Zhor Zerari, une des plus actives Moudjahidates est la nièce du commandant Azzedine, son père Zhor Zerari a « disparu » après avoir été torturé par les parachutistes.
Arrêtée le 25 août 1957, incarcérée dans plusieurs prisons en France elle y a purgé une condamnation à perpétuité.
Décédée le 23 août 2013 Zhor Zerari a été la première femme journaliste en Algérie.
En mars 1962 sortant de la prison de Rennes, elle écrira ces quelques vers :
« Qu’importe le retour
Si mon père
N’est pas sur les quais
De la gare. »
Nous avons été renvoyées au réchaud juste après l’indépendance
Comment avez-vous vécu cette période qui a vu un foisonnement nationaliste, étiez-vous informée de ce qui se passait au sein du parti dans lequel militait votre père ? Aviez-vous connaissance des crises politiques qui ont précédé le 1ᵉʳ novembre 1954 ?
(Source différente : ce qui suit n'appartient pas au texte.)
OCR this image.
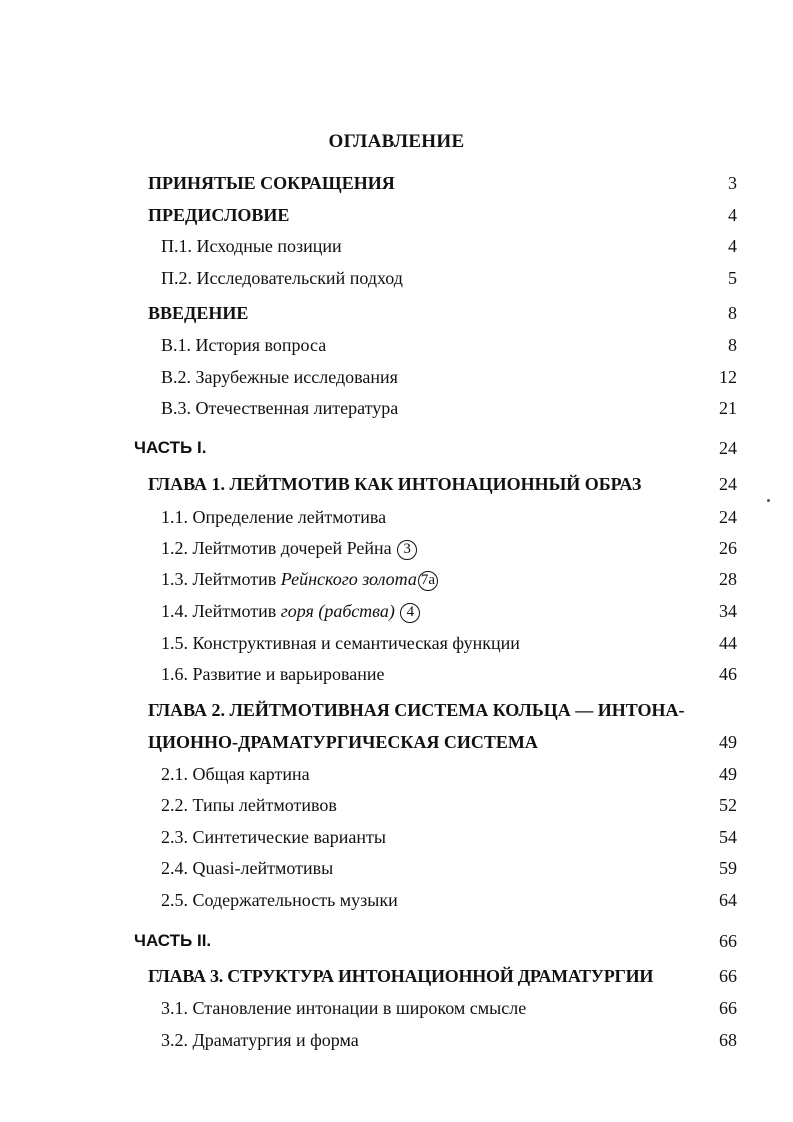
ОГЛАВЛЕНИЕ
ПРИНЯТЫЕ СОКРАЩЕНИЯ	3
ПРЕДИСЛОВИЕ	4
П.1. Исходные позиции	4
П.2. Исследовательский подход	5
ВВЕДЕНИЕ	8
В.1. История вопроса	8
В.2. Зарубежные исследования	12
В.3. Отечественная литература	21
ЧАСТЬ I.	24
ГЛАВА 1. ЛЕЙТМОТИВ КАК ИНТОНАЦИОННЫЙ ОБРАЗ	24
1.1. Определение лейтмотива	24
1.2. Лейтмотив дочерей Рейна 3	26
1.3. Лейтмотив Рейнского золота 7a	28
1.4. Лейтмотив горя (рабства) 4	34
1.5. Конструктивная и семантическая функции	44
1.6. Развитие и варьирование	46
ГЛАВА 2. ЛЕЙТМОТИВНАЯ СИСТЕМА КОЛЬЦА — ИНТОНА-
ЦИОННО-ДРАМАТУРГИЧЕСКАЯ СИСТЕМА	49
2.1. Общая картина	49
2.2. Типы лейтмотивов	52
2.3. Синтетические варианты	54
2.4. Quasi-лейтмотивы	59
2.5. Содержательность музыки	64
ЧАСТЬ II.	66
ГЛАВА 3. СТРУКТУРА ИНТОНАЦИОННОЙ ДРАМАТУРГИИ	66
3.1. Становление интонации в широком смысле	66
3.2. Драматургия и форма	68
Je vivais un peu cela à travers mon cousin Abdelwahab. Je ne cessais de le tarabuster pour qu’il m’obtienne une carte du PPA-MTLD pour, me disais-je, agir en militante. Faire quelque chose. Un jour, alors que mon père avait accompagné toute la famille pour voir le très célèbre film, on disait « hindou », Mangala fille des Indes, et que je n’avais pas envie de voir, pour garder le magasin ouvert, Abdelwahab est passé, je lui ai demandé ce qu’il en était de ma carte. « Demande à ton père, moi je ne peux pas », m’avait-il répondu. Ma déception était profonde. Je ne pouvais d’évidence pas demander à mon père de m’inscrire au PPA-MTLD.
Dans les discussions familiales ou amicales parliez-vous de l’Algérie, de l’Istiqlal ?
Bien entendu. Nous parlions de l’istiqlal. Ce terme était à l’époque intimement lié au nom de Messali Hadj. Je crois bien qu’il n’y avait pas une maison à Alger, à Annaba, où je suis entrée et où je n’ai pas vu le portrait de Messali. Il était l’istiqlal.
La peur n’habitait pas encore les maisons…
Pas du tout. Quand on milite on n’a pas peur. Quand on est prêt à lutter, on n’a pas peur. On m’a souvent posé la question de savoir si, lorsque je transportais des armes et des explosifs ou lorsque j’allais les déposer, j’éprouvais une sensation de peur, lorsque je dis non, on me croit rarement et pourtant… On me croit inconsciente. Pas du tout, je savais le danger et je le mesurais mais la rage, la volonté de vaincre étaient plus fortes que tout autre sentiment.
Vous étiez dans le réseau de Belcourt ?
Oui à Belcourt, j’ai commencé dans le transport du courrier, d’armes, de munitions et d’explosifs. Je rencontrais Abderahmane Chaïd devant le Musée des beaux-arts, en face du jardin d’Essais, non loin de la rue Damourah, je recevais mes ordres.
Pour l’anecdote, les gamins du boulevard Cervantès non loin, croyant au début que c’était des rendez-vous entre amoureux, nous lançaient des cailloux.
Un jour, Abderahmane s’est lancé à leurs trousses, on ne les a plus revus. J’assurais donc le transport. J’allais rue des Mimosas, du côté du chemin des Crêtes, en face de la maison de Didouche Mourad. Il y avait là une petite boutique, un coiffeur me semble-t-il. Tout se passait dans l’arrière-boutique. Je recevais la cargaison et je faisais à pied le chemin inverse. Devant le cimetière chrétien, il y avait un barrage de gardes mobiles, l’air de rien, malgré le poids de ma charge, je passais d’un pas alerte pour n’éveiller aucun soupçon. Puis je me dirigeais vers Dar El Babour, avant de me perdre dans le dédale des venelles de Belcourt qui, par endroits, ressemble fort à La Casbah.